Nous devons défendre les deux poumons, le Congo et l'Amazonie.
"C'est un drame", lance-t-il. "Nous devons défendre les deux poumons, le Congo et l'Amazonie. La déforestation est un crime. Et les eaux du Pacifique montent (…), les pêcheurs ont dans leurs filets une moitié de poisson et une moitié de plastique. C'est un crime. Nous ne sommes pas éduqués à prendre soin de la Création. Nous devons apprendre à le faire. Nous devons avoir de la tendresse pour la Création, notre mère la Terre comme disent les Aborigènes".
Démission possible selon les circonstances
François évoque encore les circonstances qui pourraient l'amener à renoncer à sa fonction. Ce serait "une fatigue qui ne permet plus de voir clairement les choses. Un manque de clarté, de capacité à évaluer les situations", évoque-t-il. "Et aussi les problèmes physiques".

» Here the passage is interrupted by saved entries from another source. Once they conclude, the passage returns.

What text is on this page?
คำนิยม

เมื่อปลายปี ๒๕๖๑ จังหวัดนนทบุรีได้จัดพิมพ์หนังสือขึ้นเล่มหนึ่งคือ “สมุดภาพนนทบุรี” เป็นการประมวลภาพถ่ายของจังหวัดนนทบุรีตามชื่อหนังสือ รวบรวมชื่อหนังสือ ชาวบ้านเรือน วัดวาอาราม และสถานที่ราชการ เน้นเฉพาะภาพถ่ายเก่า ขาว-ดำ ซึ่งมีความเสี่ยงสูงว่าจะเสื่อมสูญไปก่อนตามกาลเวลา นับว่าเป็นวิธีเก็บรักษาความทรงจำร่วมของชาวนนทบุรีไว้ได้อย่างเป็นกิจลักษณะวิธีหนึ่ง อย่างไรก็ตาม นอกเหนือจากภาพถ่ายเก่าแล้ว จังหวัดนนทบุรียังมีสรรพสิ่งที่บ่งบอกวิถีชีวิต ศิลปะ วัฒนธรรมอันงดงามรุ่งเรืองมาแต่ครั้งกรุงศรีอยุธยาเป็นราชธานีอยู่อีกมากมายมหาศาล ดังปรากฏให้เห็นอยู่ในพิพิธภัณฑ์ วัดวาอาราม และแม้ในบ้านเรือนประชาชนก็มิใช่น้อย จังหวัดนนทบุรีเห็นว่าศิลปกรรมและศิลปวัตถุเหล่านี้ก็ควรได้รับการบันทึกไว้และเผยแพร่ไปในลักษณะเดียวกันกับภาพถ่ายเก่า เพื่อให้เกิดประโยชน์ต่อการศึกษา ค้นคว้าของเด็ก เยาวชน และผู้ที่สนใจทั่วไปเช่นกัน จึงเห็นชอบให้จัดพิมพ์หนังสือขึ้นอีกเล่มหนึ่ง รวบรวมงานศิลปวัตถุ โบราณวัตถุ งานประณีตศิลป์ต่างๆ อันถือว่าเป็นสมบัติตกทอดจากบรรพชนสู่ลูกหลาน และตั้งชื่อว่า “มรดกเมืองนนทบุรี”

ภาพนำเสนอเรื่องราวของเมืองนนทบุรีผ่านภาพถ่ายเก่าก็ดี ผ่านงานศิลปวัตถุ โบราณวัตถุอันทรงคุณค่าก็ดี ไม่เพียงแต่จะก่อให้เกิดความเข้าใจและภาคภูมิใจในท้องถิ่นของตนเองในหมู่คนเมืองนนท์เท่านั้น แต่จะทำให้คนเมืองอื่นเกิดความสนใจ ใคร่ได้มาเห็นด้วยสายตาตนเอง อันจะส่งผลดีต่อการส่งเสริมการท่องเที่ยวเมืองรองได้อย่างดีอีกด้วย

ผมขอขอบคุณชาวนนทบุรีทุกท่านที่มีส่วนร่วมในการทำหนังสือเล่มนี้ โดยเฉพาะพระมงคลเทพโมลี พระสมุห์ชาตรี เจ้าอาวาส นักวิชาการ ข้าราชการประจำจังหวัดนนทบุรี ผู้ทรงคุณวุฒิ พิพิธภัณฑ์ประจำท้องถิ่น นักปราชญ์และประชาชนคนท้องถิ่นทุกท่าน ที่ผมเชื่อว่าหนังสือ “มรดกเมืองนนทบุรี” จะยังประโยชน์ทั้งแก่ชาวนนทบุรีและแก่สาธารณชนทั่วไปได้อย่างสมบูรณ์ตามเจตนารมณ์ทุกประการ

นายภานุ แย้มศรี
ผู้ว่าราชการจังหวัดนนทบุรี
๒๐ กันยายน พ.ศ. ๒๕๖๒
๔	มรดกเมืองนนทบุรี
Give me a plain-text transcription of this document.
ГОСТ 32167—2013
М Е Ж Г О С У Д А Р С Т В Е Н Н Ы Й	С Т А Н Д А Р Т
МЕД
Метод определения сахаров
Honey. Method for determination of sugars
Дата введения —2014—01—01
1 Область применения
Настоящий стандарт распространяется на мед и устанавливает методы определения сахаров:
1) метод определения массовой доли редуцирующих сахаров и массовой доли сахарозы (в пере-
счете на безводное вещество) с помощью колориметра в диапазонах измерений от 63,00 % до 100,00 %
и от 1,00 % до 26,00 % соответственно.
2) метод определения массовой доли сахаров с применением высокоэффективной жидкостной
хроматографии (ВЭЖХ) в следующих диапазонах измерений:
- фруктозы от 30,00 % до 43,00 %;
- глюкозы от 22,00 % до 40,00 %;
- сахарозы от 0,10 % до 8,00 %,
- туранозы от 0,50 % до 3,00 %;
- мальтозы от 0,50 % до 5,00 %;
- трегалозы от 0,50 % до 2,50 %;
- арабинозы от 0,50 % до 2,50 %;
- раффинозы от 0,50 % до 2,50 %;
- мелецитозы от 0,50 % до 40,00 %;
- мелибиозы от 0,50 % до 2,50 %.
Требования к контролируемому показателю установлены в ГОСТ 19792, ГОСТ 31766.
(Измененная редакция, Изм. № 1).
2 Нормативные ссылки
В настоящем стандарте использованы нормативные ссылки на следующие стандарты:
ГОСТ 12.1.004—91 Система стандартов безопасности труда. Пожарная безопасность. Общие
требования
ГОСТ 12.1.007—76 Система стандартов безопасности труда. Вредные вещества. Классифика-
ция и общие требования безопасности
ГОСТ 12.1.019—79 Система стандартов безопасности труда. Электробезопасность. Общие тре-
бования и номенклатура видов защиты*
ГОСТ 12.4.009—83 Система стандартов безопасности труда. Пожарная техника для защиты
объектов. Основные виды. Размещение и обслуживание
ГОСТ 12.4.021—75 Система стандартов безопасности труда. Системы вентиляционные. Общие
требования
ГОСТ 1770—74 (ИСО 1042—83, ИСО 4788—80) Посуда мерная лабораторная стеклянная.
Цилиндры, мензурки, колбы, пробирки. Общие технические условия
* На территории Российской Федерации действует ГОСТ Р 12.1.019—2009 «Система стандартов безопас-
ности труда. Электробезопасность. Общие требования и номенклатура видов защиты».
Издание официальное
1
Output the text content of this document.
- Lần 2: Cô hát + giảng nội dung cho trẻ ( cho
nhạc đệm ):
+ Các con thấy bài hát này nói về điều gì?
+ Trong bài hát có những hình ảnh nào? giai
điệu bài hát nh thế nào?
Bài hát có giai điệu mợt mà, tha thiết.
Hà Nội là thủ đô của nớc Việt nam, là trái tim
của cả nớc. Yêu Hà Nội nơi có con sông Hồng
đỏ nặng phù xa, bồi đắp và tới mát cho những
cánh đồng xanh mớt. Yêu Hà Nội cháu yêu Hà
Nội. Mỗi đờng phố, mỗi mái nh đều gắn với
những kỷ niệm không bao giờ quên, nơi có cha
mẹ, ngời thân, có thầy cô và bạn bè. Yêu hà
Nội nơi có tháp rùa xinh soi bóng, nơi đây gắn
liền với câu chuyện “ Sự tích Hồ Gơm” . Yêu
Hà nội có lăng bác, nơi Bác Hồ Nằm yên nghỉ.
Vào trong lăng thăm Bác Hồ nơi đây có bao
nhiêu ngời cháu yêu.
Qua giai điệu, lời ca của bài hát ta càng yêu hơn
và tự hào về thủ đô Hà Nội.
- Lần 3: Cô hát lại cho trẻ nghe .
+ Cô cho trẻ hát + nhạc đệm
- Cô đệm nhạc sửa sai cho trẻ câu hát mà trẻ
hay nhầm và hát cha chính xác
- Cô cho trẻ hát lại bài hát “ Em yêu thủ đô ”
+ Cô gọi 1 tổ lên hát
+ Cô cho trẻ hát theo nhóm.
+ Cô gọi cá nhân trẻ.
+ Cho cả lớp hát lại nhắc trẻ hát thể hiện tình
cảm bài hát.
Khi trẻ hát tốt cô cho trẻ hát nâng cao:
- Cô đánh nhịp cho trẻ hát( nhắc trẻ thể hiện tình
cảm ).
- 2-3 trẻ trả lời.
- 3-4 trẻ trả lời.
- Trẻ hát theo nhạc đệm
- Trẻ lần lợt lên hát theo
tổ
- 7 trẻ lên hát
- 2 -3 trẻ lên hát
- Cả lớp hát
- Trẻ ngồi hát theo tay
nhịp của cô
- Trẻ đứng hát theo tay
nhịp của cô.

Le pape demande enfin de prier pour lui. "Et si vous ne voulez pas prier, envoyez-moi de bonnes ondes!"
Cet entretien exclusif avec le pape François a été mené par le journaliste Paolo Rodari, longtemps correspondant du journal italien le "Corriere della Sera" et actuellement collaborateur de la Radio télévision suisse italienne. La totalité de l'interview, diffusée dimanche soir, peut être visionnée sur le site de la RSI.
Francesca Argiroffo/oang
"La Suisse a une personnalité propre, mais universelle"
Dans l'interview accordée à la RSI, François évoque aussi son point de vue sur la Suisse, qui "a une personnalité propre, mais universelle".
"Quand, dans les guerres, elle adopte une position neutre, ce n'est pas une manière de se laver les mains, c'est une vocation d'équilibre, d'unité", dit-il.
"J'aime les Suisses. C'est curieux: chaque région a sa propre personnalité", note encore le pape argentin. "Les Tessinois sont plus proches de nous (en Italie, ndlr), ceux qui viennent de Genève sont plus Français, et ceux qui viennent de la partie alémanique ont encore une autre personnalité. Mais tous sont bons, les Suisses ont une très belle humanité", conclut-il.
La pédophilie comme poison de la société
Le pape François a aussi hérité un dossier très lourd de son prédécesseur Benoît XVI, celui des abus sexuels au sein de l'Eglise catholique.
Mais ceux-ci empoisonnent la société entière, rappelle-t-il en évoquant les "terribles" statistiques: "40% de ceux qui ont été abusés le sont au sein de la famille, du quartier. Et cela, on le cache encore aujourd'hui. Et puis, il y a le monde du sport, les écoles, tout le reste. Et puis 3% des prêtres catholiques. On pense peut-être que c’est peu. Non, c’est trop. S'il n'y en avait qu'un seul, ce serait déjà une brutalité".